Uzlaşı meselesinde çok tartışılıyor. Son danışma kurulu toplantısında bu konu da gündeme geldi. Cumhuriyet Halk Partisi, hukuk kurullarıyla yönetilen bir partidir. Tüzüğümüz var. Zamanı geldiğinde gerek ilçelerde gerek de ilde ve illerde kendini yeterli gören arkadaşlarımız, aday olabilirler. Çok adaylı yarışlar olabilir. Buna engel hiçbir şey yok ama Genel Başkanımız ve Genel Merkezi’mizin bakış açısını söylemek gerekirse parti içi çekişmeden, parti içi mücadeleden çok çektik. Mümkün oldukça büyük illerde uzlaşı tek adaylı kongreler geçirme gibi bir düşünce var. Netice bir hukuk kuralı değil. Bu partide demokrasi var. Elbet herkes aday olabilir.

“BEN TAM ANLAMIYLA EYLEM ADAMIYIM”

>> Türkiye’de önemli sorunlar olduğunu ifade ediniz. Sizin ile ilgili bir eleştiri de 'toplumsal konularda sadece yazılı açıklama yapıyor, refleks gösterme anlamında zayıf kaldığınız' söyleniyor. Siz bu eleştirilere ne cevap vermek isterseniz?

Kendimi kısaca tanımlamak gerekirse; ben tam anlamıyla eylem adamıyım. Ama kritik konularda ölçüp biçerek, partimizin düşüncesiyle hareket planından çıkmadan hareket ederim. O yüzden alışılmışın dışında farklı bir tarzımız olabilir. Netice her yiğidin bir yoğurt yiyişi vardır. Gerekli yerlerde gerekli tepkilerde verilmiştir. Eylemlerde yapılmıştır ama partimizin genel olarak tasarrufu, yöntemi dışında hareket etmem doğru değil.

İzmir Barosu’nun Saray'da gerçekleşen adli yıl açılış törenine katılmaya ret ederek başlattığı süreci bir avukat olarak nasıl değerlendiriyorsunuz?

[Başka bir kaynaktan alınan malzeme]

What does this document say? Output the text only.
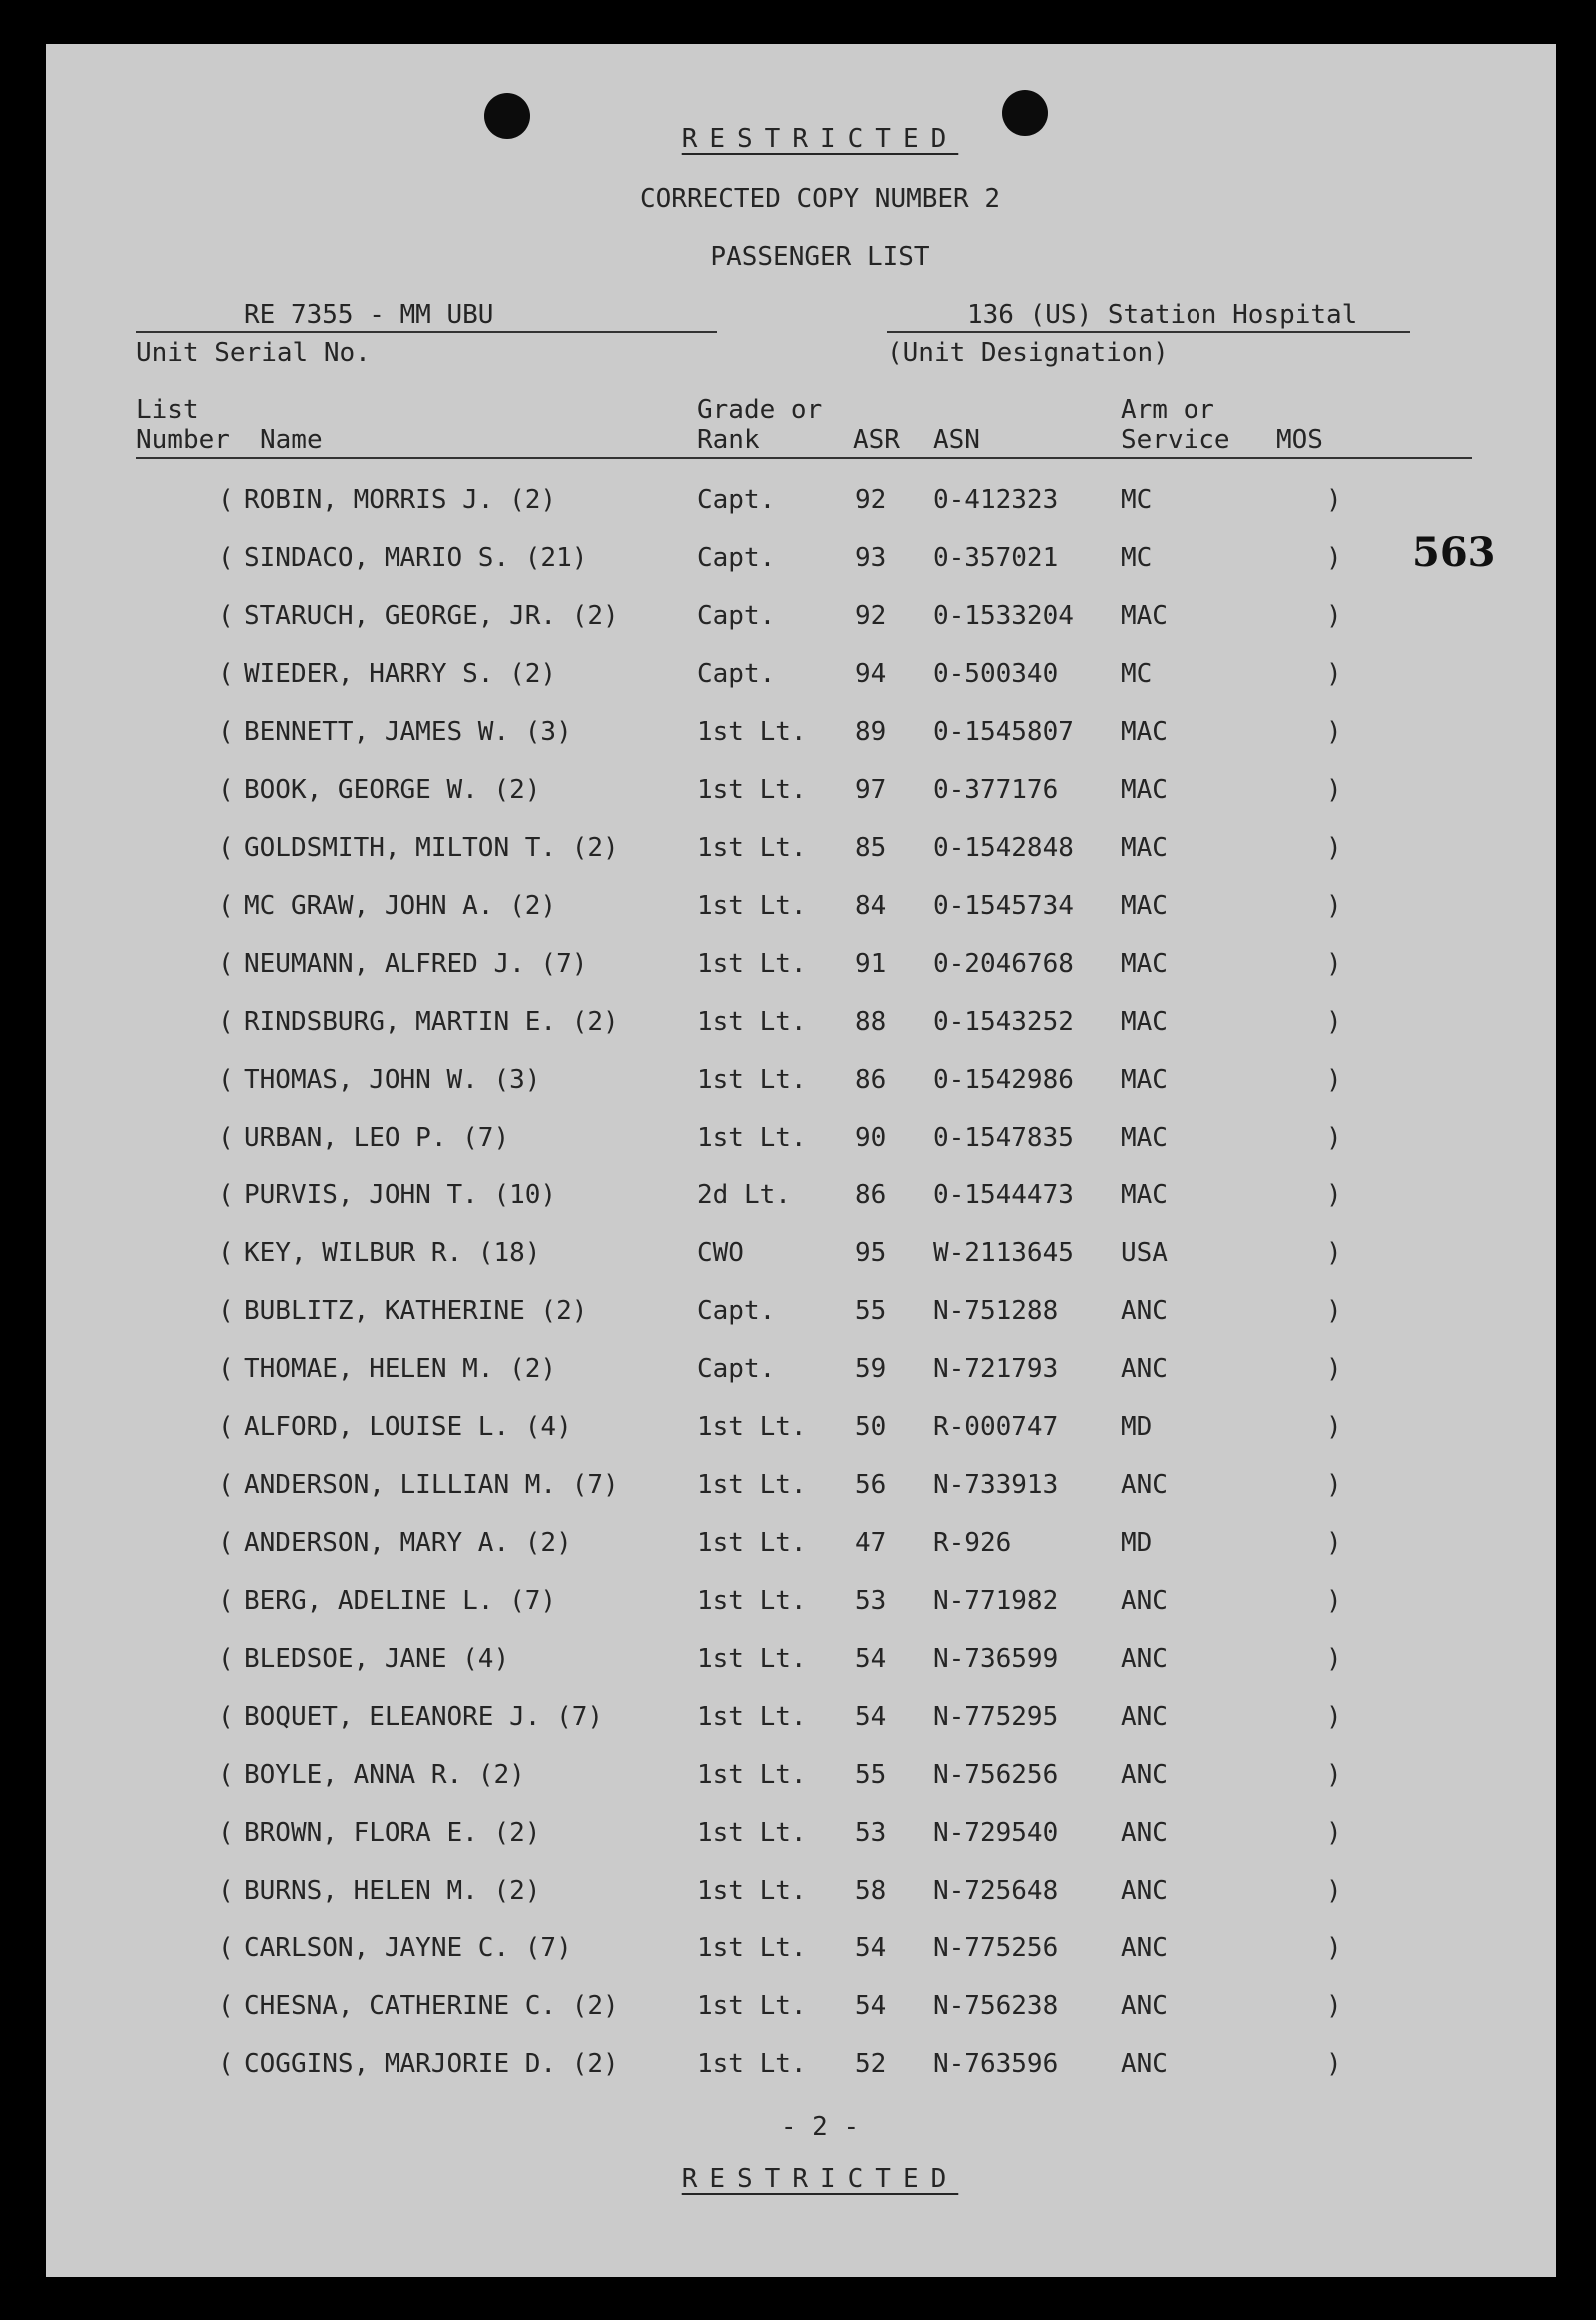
RESTRICTED
CORRECTED COPY NUMBER 2
PASSENGER LIST
RE 7355 - MM UBU
Unit Serial No.
136 (US) Station Hospital
(Unit Designation)
563
List
Number Name
Grade or
Rank	ASR ASN
Arm or
Service MOS
( ROBIN, MORRIS J. (2)	Capt.	92 0-412323 MC	)
( SINDACO, MARIO S. (21)	Capt.	93 0-357021 MC	)
( STARUCH, GEORGE, JR. (2)	Capt.	92 0-1533204 MAC	)
( WIEDER, HARRY S. (2)	Capt.	94 0-500340 MC	)
( BENNETT, JAMES W. (3)	1st Lt. 89 0-1545807 MAC	)
( BOOK, GEORGE W. (2)	1st Lt. 97 0-377176 MAC	)
( GOLDSMITH, MILTON T. (2)	1st Lt. 85 0-1542848 MAC	)
( MC GRAW, JOHN A. (2)	1st Lt. 84 0-1545734 MAC	)
( NEUMANN, ALFRED J. (7)	1st Lt. 91 0-2046768 MAC	)
( RINDSBURG, MARTIN E. (2)	1st Lt. 88 0-1543252 MAC	)
( THOMAS, JOHN W. (3)	1st Lt. 86 0-1542986 MAC	)
( URBAN, LEO P. (7)	1st Lt. 90 0-1547835 MAC	)
( PURVIS, JOHN T. (10)	2d Lt. 86 0-1544473 MAC	)
( KEY, WILBUR R. (18)	CWO	95 W-2113645 USA	)
( BUBLITZ, KATHERINE (2)	Capt.	55 N-751288 ANC	)
( THOMAE, HELEN M. (2)	Capt.	59 N-721793 ANC	)
( ALFORD, LOUISE L. (4)	1st Lt. 50 R-000747 MD	)
( ANDERSON, LILLIAN M. (7)	1st Lt. 56 N-733913 ANC	)
( ANDERSON, MARY A. (2)	1st Lt. 47 R-926	MD	)
( BERG, ADELINE L. (7)	1st Lt. 53 N-771982 ANC	)
( BLEDSOE, JANE (4)	1st Lt. 54 N-736599 ANC	)
( BOQUET, ELEANORE J. (7)	1st Lt. 54 N-775295 ANC	)
( BOYLE, ANNA R. (2)	1st Lt. 55 N-756256 ANC	)
( BROWN, FLORA E. (2)	1st Lt. 53 N-729540 ANC	)
( BURNS, HELEN M. (2)	1st Lt. 58 N-725648 ANC	)
( CARLSON, JAYNE C. (7)	1st Lt. 54 N-775256 ANC	)
( CHESNA, CATHERINE C. (2)	1st Lt. 54 N-756238 ANC	)
( COGGINS, MARJORIE D. (2)	1st Lt. 52 N-763596 ANC	)
- 2 -
RESTRICTED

Ben İzmir Barosu’nun bu konudaki tavrını bu konuda öncülük yapmasını çok değerli buluyorum. Baro Başkanı Özkan Yücel’i de en kısa zamanda ziyaret edeceğim. Teşekkürlerimi ileteceğim. Bu konuda İzmir Barosu’nun yapmış olduğu davranış öncülük çok değerli. Baroların bağımsız bir tutum sergileme misyonu var. Avukatlık mesleğinin böyle bir misyonu var. Bu sergilenmezse gerçekten bizim yargı bağımlısızlığı, adalet arayışımız büyük bir yara alır. Biz diliyoruz ki yargı camiasının da bu davranışı göstermesini bekliyoruz.

“CANAN KAFTANCIOĞLU ONURUMUZDUR”

>> CHP İstanbul İl Başkanı Canan Kaftancıoğlu’nun 5 ayrı suçtan 17 yıla kadar yargılandığı dava için ne söylersiniz?

Sosyal medya paylaşımları nedeniyle zorlama bir iddianame ile yargılanan İstanbul İl Başkanımız mevkidaşım Canan Kaftancıoğlu’nun savunma yapmak için süre talebi mahkemece reddedildi. Adil ve tarafsız yargının kâğıt üzerinde kaldığı bir ortamda hak, hukuk ve adalet arıyoruz. Aramaya devam edeceğiz. Canan Kaftancıoğlu’nu yalnız bırakmayacağız. Canan Kaftancıoğlu onurumuzdur. Canan Hanım İstanbul’u savundu biz de onu savunacağız.

“BEN YETKİLERİNİ KULLANAN BİR İL BAŞKANIYIM”

>> Son olarak başkanlık sürecini nasıl değerlendiriyorsunuz? Bu süre zarfında partide neleri değiştirdiniz?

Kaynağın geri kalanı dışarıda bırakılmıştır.